Labor Minister Hsu Ming-chun (center, standing) addresses the meeting which decided to raise the minimum monthly wage by 0.84%  (CNA photo)

TAIPEI (Taiwan News) — The official minimum monthly wage is expected to rise 0.84 percent to NT$24,000 (US$815) per month from next Jan. 1, the lowest rate of increase since a freeze in 2016.

The present minimum monthly salary stands at NT$23,800 (US$808), while the hourly wage, now at NT$158 (US$5.37), will rise by 1.3 percent to NT$160 (US$5.43), CNA reported.

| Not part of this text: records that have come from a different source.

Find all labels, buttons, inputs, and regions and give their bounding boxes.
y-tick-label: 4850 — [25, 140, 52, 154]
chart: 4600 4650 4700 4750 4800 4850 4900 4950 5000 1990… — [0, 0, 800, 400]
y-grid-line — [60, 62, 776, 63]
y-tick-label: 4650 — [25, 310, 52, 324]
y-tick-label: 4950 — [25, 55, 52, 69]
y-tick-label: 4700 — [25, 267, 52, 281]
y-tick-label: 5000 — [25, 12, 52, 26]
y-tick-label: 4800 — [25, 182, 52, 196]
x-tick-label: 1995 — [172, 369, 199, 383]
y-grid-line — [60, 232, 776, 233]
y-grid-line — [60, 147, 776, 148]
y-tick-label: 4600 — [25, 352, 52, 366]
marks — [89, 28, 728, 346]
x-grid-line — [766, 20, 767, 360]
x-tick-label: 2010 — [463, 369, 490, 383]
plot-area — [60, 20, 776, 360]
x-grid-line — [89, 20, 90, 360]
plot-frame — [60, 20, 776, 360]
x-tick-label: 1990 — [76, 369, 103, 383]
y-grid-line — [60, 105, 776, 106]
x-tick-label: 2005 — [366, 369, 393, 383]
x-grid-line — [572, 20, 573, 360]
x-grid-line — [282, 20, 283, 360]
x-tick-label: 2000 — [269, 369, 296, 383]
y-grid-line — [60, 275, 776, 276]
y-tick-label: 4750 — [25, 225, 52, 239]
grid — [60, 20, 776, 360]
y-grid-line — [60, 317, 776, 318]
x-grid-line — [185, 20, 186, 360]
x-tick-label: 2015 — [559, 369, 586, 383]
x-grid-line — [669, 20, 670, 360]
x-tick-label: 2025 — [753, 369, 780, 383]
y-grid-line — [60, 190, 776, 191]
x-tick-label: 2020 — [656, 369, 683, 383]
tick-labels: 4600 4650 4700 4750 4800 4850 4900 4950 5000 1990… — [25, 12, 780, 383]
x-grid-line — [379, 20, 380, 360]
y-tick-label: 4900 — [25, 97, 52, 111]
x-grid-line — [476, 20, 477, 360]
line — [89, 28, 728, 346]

While the consensus was reached at a meeting Tuesday (Aug. 18) of a review committee consisting of representatives of labor, employers, academics and the Ministry of Labor, the Cabinet still has to give its final approval before the changes can go ahead at the beginning of the new year.

Employers remarked that a high increase would lower the willingness of businesses to go out and recruit more staff.

Over the past decade, hikes of the minimum monthly wage ranged from 1.2 percent to 5 percent, with the single exception the freeze in 2016. For the hourly wage, increases ranged from 3.2 percent in 2012 to 7.1 percent in 2019, with the planned 1.3 percent agreed upon Tuesday as the lowest rate of increase in a decade.